Amber moon
- Type: Cocktail
- Ingredients: 3 US fluid ounces (89 ml) whiskey or vodka; 1 raw egg; Tabasco sauce, to taste;
- Standard drinkware: Highball glass
- Served: Straight up: chilled, without ice
- Preparation: Crack an egg into a tall glass, leaving the yolk unbroken. Pour in whiskey or vodka. Add Tabasco to taste, or serve on the side.

= Amber moon =

Spicy whiskey cocktail

An amber moon is a cocktail containing Tabasco sauce, a raw egg, and whiskey or vodka. It is typically considered a "hair of the dog" hangover remedy (an alcoholic drink consumed for the purpose of relieving a hangover), though there is no scientific evidence showing that drinking alcohol is effective as a treatment for a hangover.

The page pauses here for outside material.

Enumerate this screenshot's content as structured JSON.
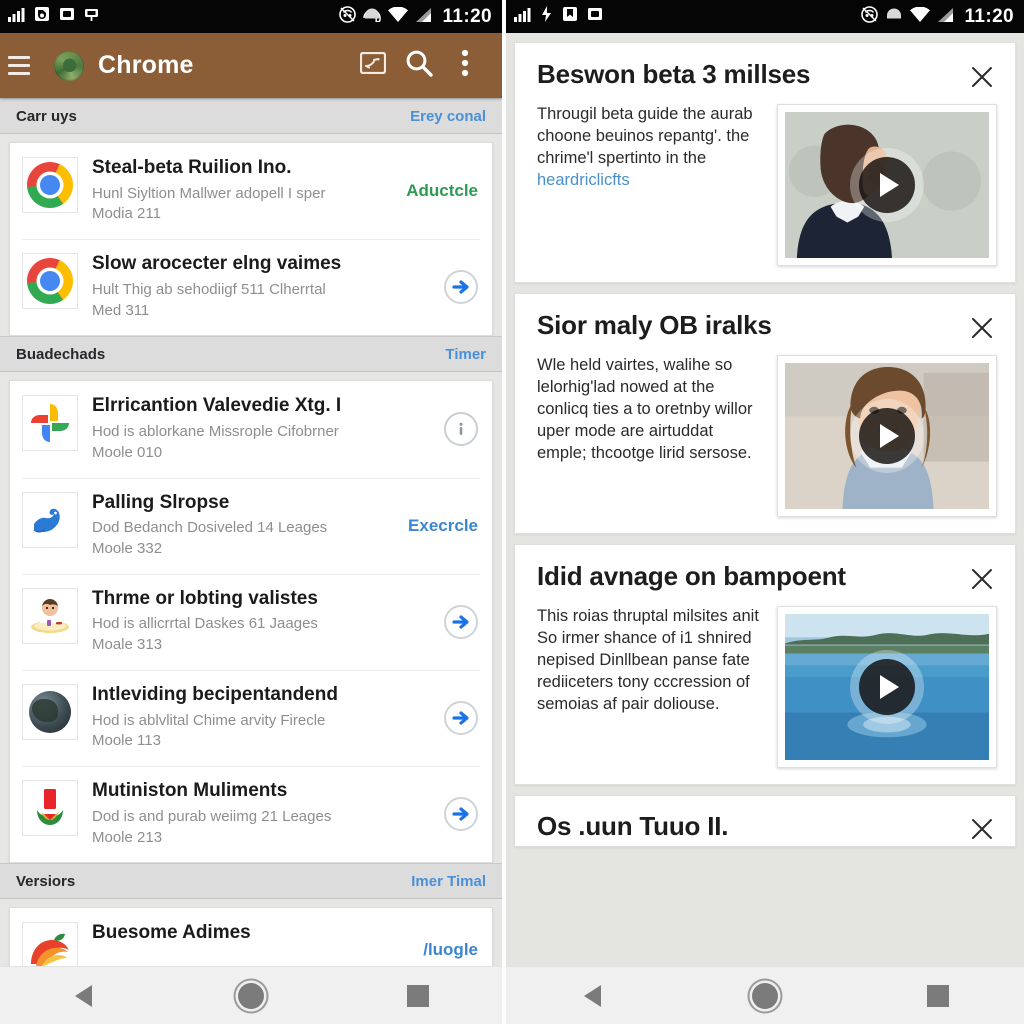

It is similar to a prairie oyster, another traditional hangover remedy drink made with a raw egg, though a prairie oyster does not typically contain alcohol.

The amber moon is featured in the 1974 mystery film Murder on the Orient Express, based on the 1934 novel by Agatha Christie. In the film, the butler Mr. Edward Beddoes, played by John Gielgud, brings this drink in the morning to his employer, Mr. Samuel Ratchett. Beddoes knocks on the door of the dead man's train compartment and announces, "It's me sir, Beddoes, with your pick-me-up. Your Amber Moon, Mr. Ratchett." Beddoes is later questioned about the death of Ratchett by the detective Hercule Poirot and relates, "His breakfast was his Amber Moon. He never rose until it had had its full effect." The amber moon in the film was prepared with vodka instead of whisky.